Die Deutschen kaufen wie verrückt

Die Kritik an Deutschlands Exportkraft ist weder neu noch richtig noch originell. Natürlich könnte Deutschland seinen riesigen Exportüberschuss verkleinern, wenn der Staat mehr investieren würde. Aber mal angenommen, die Regierung würde beschließen, alle Schulen des Landes renovieren zu lassen: Was hätten Amerikas Unternehmen davon? Oft kommt auch der Vorschlag, das Lohnniveau anzuheben, damit die Deutschen mehr kaufen können - auch Produkte, die nach Deutschland importiert werden müssten. Nur: Erstens sind Lohnverhandlungen Sache der Tarifparteien. Und zweitens kaufen die Deutschen angesichts der sehr guten Beschäftigungslage sowieso schon wie verrückt. Die Inlands-Nachfrage ist der Haupttreiber des Wachstums in Deutschland.

Und übrigens: Nicht nur die deutschen Ausfuhren sind im vergangenen Jahr gestiegen, auch die Importe haben auf einen neuen Rekordwert zugelegt: Deutschland ist der drittgrößte Importeur der Welt.

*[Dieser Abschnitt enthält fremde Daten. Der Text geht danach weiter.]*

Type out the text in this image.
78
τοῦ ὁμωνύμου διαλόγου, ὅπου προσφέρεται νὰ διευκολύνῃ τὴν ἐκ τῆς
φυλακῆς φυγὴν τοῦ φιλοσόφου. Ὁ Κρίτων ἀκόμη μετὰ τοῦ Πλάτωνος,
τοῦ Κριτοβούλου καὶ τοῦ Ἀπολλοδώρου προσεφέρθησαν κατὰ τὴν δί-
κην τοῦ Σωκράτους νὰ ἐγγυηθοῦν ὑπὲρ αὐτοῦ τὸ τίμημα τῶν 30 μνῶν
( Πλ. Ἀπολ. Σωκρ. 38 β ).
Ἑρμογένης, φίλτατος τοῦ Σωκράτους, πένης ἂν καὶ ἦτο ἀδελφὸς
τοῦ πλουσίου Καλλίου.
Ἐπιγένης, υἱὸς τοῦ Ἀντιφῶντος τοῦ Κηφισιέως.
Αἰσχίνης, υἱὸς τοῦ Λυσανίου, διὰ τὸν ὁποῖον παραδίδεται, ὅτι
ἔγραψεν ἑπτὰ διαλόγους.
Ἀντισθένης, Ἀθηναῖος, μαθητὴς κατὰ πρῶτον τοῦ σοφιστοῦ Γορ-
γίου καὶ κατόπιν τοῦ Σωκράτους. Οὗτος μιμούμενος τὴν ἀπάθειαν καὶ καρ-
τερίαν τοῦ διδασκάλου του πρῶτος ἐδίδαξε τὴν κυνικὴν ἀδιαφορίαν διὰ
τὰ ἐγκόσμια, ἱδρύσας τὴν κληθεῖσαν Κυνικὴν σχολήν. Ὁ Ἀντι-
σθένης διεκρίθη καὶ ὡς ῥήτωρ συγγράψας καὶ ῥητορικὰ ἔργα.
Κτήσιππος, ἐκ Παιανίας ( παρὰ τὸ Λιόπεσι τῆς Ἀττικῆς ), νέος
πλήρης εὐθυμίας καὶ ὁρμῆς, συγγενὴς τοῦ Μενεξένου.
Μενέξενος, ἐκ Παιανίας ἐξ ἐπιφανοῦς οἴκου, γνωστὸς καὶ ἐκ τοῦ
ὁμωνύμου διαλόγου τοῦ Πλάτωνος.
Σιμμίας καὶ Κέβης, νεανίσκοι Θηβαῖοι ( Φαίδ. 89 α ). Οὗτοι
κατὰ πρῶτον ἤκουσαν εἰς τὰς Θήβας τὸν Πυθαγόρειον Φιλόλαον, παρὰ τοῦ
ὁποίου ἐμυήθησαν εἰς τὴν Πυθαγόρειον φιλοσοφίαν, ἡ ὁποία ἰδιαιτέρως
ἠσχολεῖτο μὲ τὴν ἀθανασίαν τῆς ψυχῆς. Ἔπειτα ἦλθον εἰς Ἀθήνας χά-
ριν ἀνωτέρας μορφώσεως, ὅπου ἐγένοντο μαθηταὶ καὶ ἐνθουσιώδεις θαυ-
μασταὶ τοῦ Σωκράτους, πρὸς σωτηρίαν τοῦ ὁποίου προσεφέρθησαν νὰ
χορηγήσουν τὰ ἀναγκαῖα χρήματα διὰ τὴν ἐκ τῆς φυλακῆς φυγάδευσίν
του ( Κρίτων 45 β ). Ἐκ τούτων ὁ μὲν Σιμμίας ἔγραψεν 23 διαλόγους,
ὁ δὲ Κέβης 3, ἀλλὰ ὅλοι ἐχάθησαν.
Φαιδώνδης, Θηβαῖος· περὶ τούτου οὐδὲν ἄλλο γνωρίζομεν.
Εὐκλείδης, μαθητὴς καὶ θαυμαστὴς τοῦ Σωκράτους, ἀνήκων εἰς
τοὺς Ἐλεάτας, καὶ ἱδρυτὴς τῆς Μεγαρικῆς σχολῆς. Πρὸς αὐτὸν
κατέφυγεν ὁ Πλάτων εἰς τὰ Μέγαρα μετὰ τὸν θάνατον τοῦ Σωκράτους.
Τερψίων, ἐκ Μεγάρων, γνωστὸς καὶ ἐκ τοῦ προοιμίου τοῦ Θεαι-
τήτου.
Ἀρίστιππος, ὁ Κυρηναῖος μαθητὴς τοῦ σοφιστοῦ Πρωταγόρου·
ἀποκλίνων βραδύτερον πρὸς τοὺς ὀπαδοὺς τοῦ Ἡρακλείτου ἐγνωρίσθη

Die Sache mit dem schwachen Euro

Gut, dann wäre da noch der "schwache" Euro, mit dem die Deutschen angeblich die USA und andere Länder "ausbeuten". Welch ein Unsinn! Erstens ist der Euro keine deutsche Währung, sondern Zahlungsmittel in 19 europäischen Ländern. Entscheidungen trifft die Europäische Zentralbank, die geführt wird vom Italiener Mario Draghi. Der sorgt mit einer Nullzins-Politik und einem gigantischen Programm zum Kauf von Anleihen dafür, dass der Euro schwach ist. Der größte Kritiker dieses Kurses ist der deutsche Vertreter im EZB-Rat, Bundesbank-Chef Jens Weidmann. 

Vielleicht sollte man anerkennen, dass die deutschen Unternehmen einfach ihre Hausaufgaben machen. Dass die meist mittelständisch geprägten Maschinenbauer eben genau wissen, was ihre Kunden wollen. Dass man seine qualifizierten Arbeitskräfte in der Krise nicht einfach gefeuert hat. Dass deutsche Autobauer auch in den USA Tausende Jobs sichern. Vielleicht lohnt sich für Mr. President einfach nur mal ein Blick auf die Wirklichkeit. Auch in Zeiten alternativer Fakten.